Sabtu, 20 July 2019 10:57 UTC
TAK KHAWATIR. Seorang pengunjung sedang mengabadikan pemandangan di kawasan Bromo, Sabtu 20 Juli 2019. Foto: Zulkiflie
JATIMNET.COM, Probolinggo – Kepala Pengamatan Pos Gunung Api Bromo Wahyu Adrian Kusuma menyebut, erupsi Gunung Bromo yang terjadi pada Jum’at 19 Juli 2019 sekitar pukul 16.37 WIB karena akumulasi meningkatnya aktivitas gempa vulkanik yang terjadi pada Juli 2019.
Selain itu, kata Wahyu, gempa tektonik yang terjadi di selatan Pulau Bali beberapa hari lalu juga turut meningkatkan tekanan gas di dalam kawah Bromo. Akumulasi energi tersebut membuat Bromo erupsi dan menyebabkan keluarnya abu vulkanik yang disertai suara dentuman dan gemuruh.
“Untuk visual saat erupsi tidak dapat dilihat karena tertutup kabut tebal. Aktivitas vulkanologi Gunung Bromo cenderung menurun, namun wisatawan dan masyarakat diimbau agar tetap berada di zona 1 kilometer dari bibir kawah,” jelasnya, Sabtu 20 Juli 2019.
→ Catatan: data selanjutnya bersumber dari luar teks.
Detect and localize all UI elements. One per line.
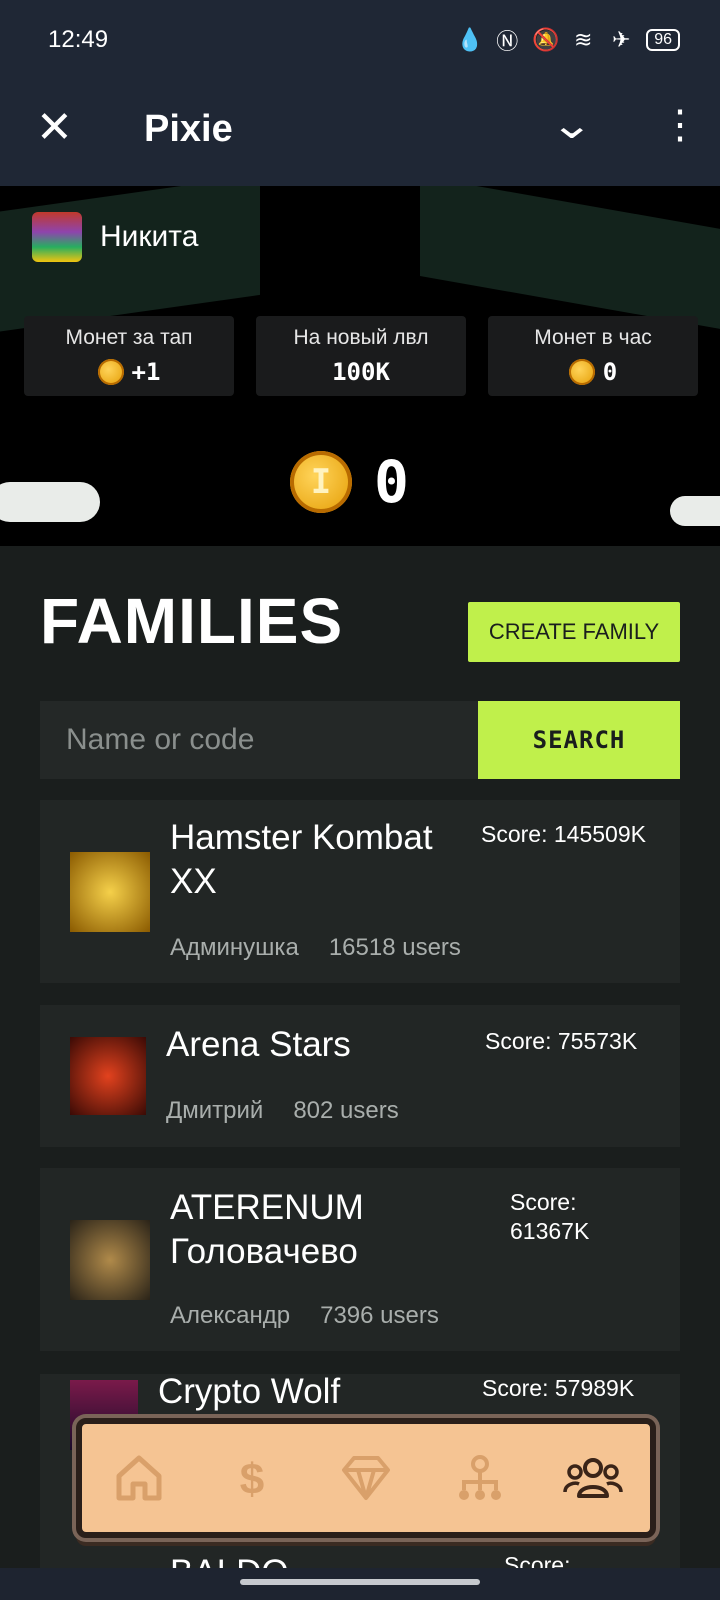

BACA JUGA: Aktivitas Bromo Menurun Pasca Erupsi Jumat Sore
Berdasarkan data pengamatan PVMBG (Pusat Vulkanologi Mitigasi Bencana dan Geologi), Sabtu 20 Juli 2019, pukul 06.00 hingga 12.00 WIB. Cuaca di sekitar Gunung Bromo cerah berawan, angin bertiup lemah ke arah selatan, barat daya, dan barat.
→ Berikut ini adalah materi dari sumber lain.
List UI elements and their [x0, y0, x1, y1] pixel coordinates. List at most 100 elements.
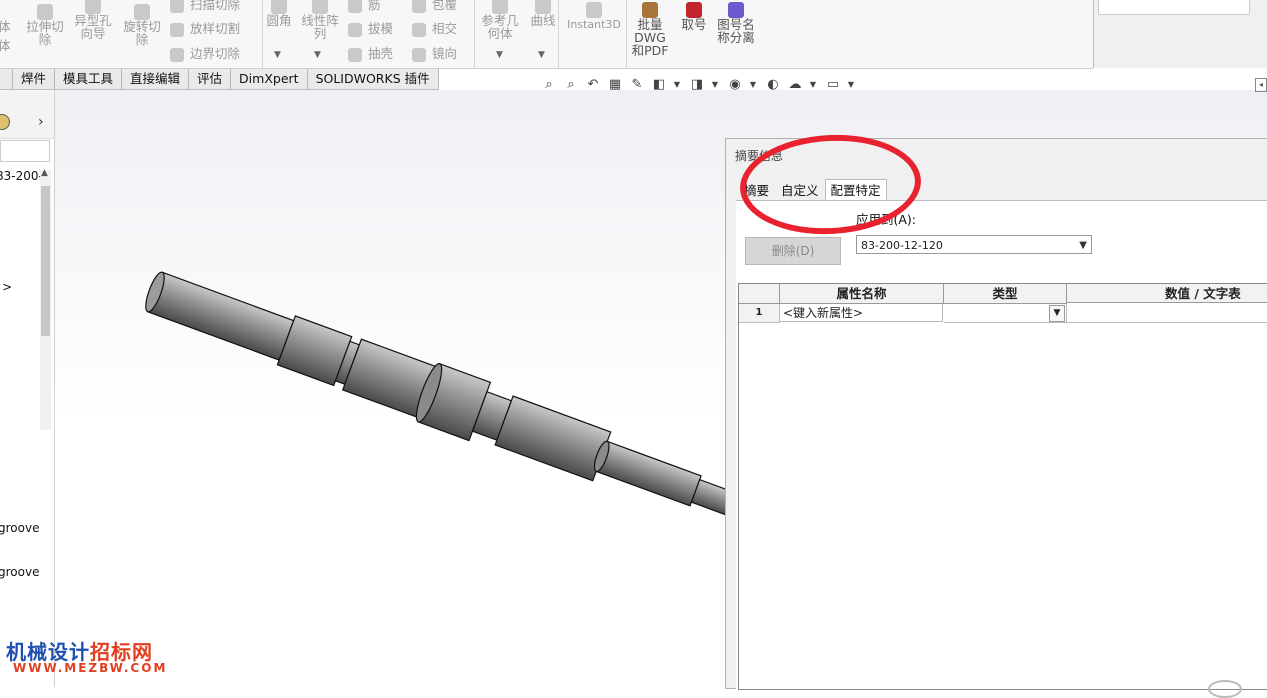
instant3d-group: Instant3D: [558, 0, 627, 68]
take-number-button[interactable]: 取号: [678, 2, 710, 31]
split-drawing-name-button[interactable]: 图号名称分离: [714, 2, 758, 44]
draft-button[interactable]: 拔模: [348, 18, 393, 37]
dynamic-annotation-icon[interactable]: ✎: [628, 75, 646, 93]
hide-show-icon[interactable]: ◉: [726, 75, 744, 93]
section-view-icon[interactable]: ▦: [606, 75, 624, 93]
ref-geometry-dropdown-icon[interactable]: ▼: [496, 50, 503, 60]
hole-wizard-button[interactable]: 异型孔向导: [72, 0, 114, 40]
hole-wizard-icon: [85, 0, 101, 14]
rib-button[interactable]: 筋: [348, 0, 381, 13]
chevron-down-icon[interactable]: ▼: [748, 75, 758, 93]
shell-label: 抽壳: [368, 46, 394, 61]
fillet-button[interactable]: 圆角: [264, 0, 294, 27]
display-style-icon[interactable]: ◨: [688, 75, 706, 93]
previous-view-icon[interactable]: ↶: [584, 75, 602, 93]
property-grid: 属性名称 类型 数值 / 文字表 1 <键入新属性> ▼: [738, 283, 1267, 690]
tab-direct-editing[interactable]: 直接编辑: [122, 69, 190, 89]
mirror-label: 镜向: [432, 46, 458, 61]
fillet-dropdown-icon[interactable]: ▼: [274, 50, 281, 60]
property-name-cell[interactable]: <键入新属性>: [780, 304, 943, 322]
boss-feature-partial[interactable]: 体 体: [0, 19, 11, 53]
chevron-down-icon[interactable]: ▼: [846, 75, 856, 93]
command-manager-ribbon: 体 体 拉伸切除 异型孔向导 旋转切除 扫描切除 放样切割 边界切除 圆角 ▼ …: [0, 0, 1093, 69]
tree-item-groove-2[interactable]: groove: [0, 565, 39, 579]
hole-wizard-label: 异型孔向导: [74, 13, 112, 41]
column-header-property-name[interactable]: 属性名称: [780, 284, 944, 304]
chevron-down-icon[interactable]: ▼: [1049, 305, 1065, 322]
solidworks-logo-icon: [1208, 680, 1242, 698]
configuration-select-value: 83-200-12-120: [861, 239, 943, 252]
fillet-icon: [271, 0, 287, 14]
take-number-icon: [686, 2, 702, 18]
chevron-down-icon[interactable]: ▼: [710, 75, 720, 93]
command-manager-tabs: 焊件 模具工具 直接编辑 评估 DimXpert SOLIDWORKS 插件: [0, 69, 439, 90]
curves-button[interactable]: 曲线: [528, 0, 558, 27]
view-settings-icon[interactable]: ▭: [824, 75, 842, 93]
zoom-to-fit-icon[interactable]: ⌕: [540, 75, 558, 93]
ref-geometry-button[interactable]: 参考几何体: [478, 0, 522, 40]
split-drawing-name-label: 图号名称分离: [717, 17, 755, 45]
batch-export-label: 批量DWG和PDF: [631, 17, 669, 58]
tab-weldments[interactable]: 焊件: [13, 69, 55, 89]
column-header-value[interactable]: 数值 / 文字表: [1067, 284, 1267, 303]
features-group-2: 圆角 ▼ 线性阵列 ▼ 筋 拔模 抽壳 包覆 相交 镜向: [262, 0, 475, 68]
tree-scrollbar-thumb[interactable]: [41, 186, 50, 336]
view-orientation-icon[interactable]: ◧: [650, 75, 668, 93]
wrap-label: 包覆: [432, 0, 458, 12]
grid-corner-header: [739, 284, 780, 304]
pattern-dropdown-icon[interactable]: ▼: [314, 50, 321, 60]
delete-button[interactable]: 删除(D): [745, 237, 841, 265]
chevron-right-icon[interactable]: ›: [38, 114, 44, 130]
partial-label: 体: [0, 38, 11, 53]
draft-icon: [348, 22, 362, 37]
chevron-down-icon[interactable]: ▼: [672, 75, 682, 93]
display-manager-icon[interactable]: [0, 114, 10, 130]
draft-label: 拔模: [368, 21, 394, 36]
batch-export-button[interactable]: 批量DWG和PDF: [630, 2, 670, 57]
linear-pattern-icon: [312, 0, 328, 14]
revolve-cut-button[interactable]: 旋转切除: [120, 4, 164, 46]
boundary-cut-label: 边界切除: [190, 46, 241, 61]
shell-button[interactable]: 抽壳: [348, 43, 393, 62]
sweep-cut-label: 扫描切除: [190, 0, 241, 12]
column-header-type[interactable]: 类型: [944, 284, 1067, 304]
tab-evaluate[interactable]: 评估: [189, 69, 232, 89]
tab-partial[interactable]: [0, 69, 13, 89]
linear-pattern-button[interactable]: 线性阵列: [300, 0, 340, 40]
zoom-to-area-icon[interactable]: ⌕: [562, 75, 580, 93]
instant3d-button[interactable]: Instant3D: [566, 2, 622, 31]
features-group: 体 体 拉伸切除 异型孔向导 旋转切除 扫描切除 放样切割 边界切除: [0, 0, 263, 68]
chevron-down-icon[interactable]: ▼: [1079, 236, 1087, 255]
tab-solidworks-addins[interactable]: SOLIDWORKS 插件: [308, 69, 439, 89]
instant3d-icon: [586, 2, 602, 18]
edit-appearance-icon[interactable]: ◐: [764, 75, 782, 93]
fillet-label: 圆角: [266, 13, 292, 28]
property-value-cell[interactable]: [1067, 304, 1267, 323]
tab-mold-tools[interactable]: 模具工具: [55, 69, 123, 89]
chevron-down-icon[interactable]: ▼: [808, 75, 818, 93]
tree-item-groove-1[interactable]: groove: [0, 521, 39, 535]
boundary-cut-button[interactable]: 边界切除: [170, 43, 240, 62]
revolve-cut-label: 旋转切除: [123, 19, 161, 47]
mirror-icon: [412, 47, 426, 62]
tree-item-marker[interactable]: >: [2, 280, 12, 294]
addins-group: 批量DWG和PDF 取号 图号名称分离: [626, 0, 766, 68]
tree-filter-input[interactable]: [0, 140, 50, 162]
tree-item-part[interactable]: 83-200-: [0, 169, 43, 183]
mirror-button[interactable]: 镜向: [412, 43, 457, 62]
task-pane-collapse-icon[interactable]: ◂: [1255, 78, 1267, 92]
batch-export-icon: [642, 2, 658, 18]
wrap-button[interactable]: 包覆: [412, 0, 457, 13]
apply-scene-icon[interactable]: ☁: [786, 75, 804, 93]
configuration-select[interactable]: 83-200-12-120 ▼: [856, 235, 1092, 254]
shaft-3d-model[interactable]: [55, 90, 735, 560]
loft-cut-button[interactable]: 放样切割: [170, 18, 240, 37]
curves-dropdown-icon[interactable]: ▼: [538, 50, 545, 60]
partial-label: 体: [0, 19, 11, 34]
scroll-up-icon[interactable]: ▲: [41, 168, 48, 178]
intersect-button[interactable]: 相交: [412, 18, 457, 37]
sweep-cut-button[interactable]: 扫描切除: [170, 0, 240, 13]
extrude-cut-button[interactable]: 拉伸切除: [22, 4, 68, 46]
property-type-cell[interactable]: ▼: [944, 304, 1067, 323]
tab-dimxpert[interactable]: DimXpert: [231, 69, 308, 89]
Secara visual Bromo tampak jelas dan tertutup kabut. Asap kawah bertekanan lemah teramati berwarna putih, dengan intensitas tipis dan tinggi 50-300 meter di atas puncak kawah. Status Bromo masih berada di level 2 atau waspada.
Kunjungan wisatawan ke Bromo tak terpengaruh erupsi yang terjadi sehari lalu. Pengunjung baik lokal maupun mancanegara masih terpantau seperti biasanya.
BACA JUGA: Muncul Suara Gemuruh dan Aliran Lahar Dingin di Bromo
Hendriawan salah satunya, pengunjung asalh Yogyakarta ini mengaku tak khawatir meski Bromo erupsi karena saat aktivitasnya juga berangsur menurun.
“Untuk erupsi ya tidak terlalu khawatir, karena terjadinya sudah kemarin. Hanya saja untuk naik ke kawah sudah dilarang. Tapi tidak apa-apa yang penting sudah bisa melihat pemandangan di Bromo,” ungkapnya.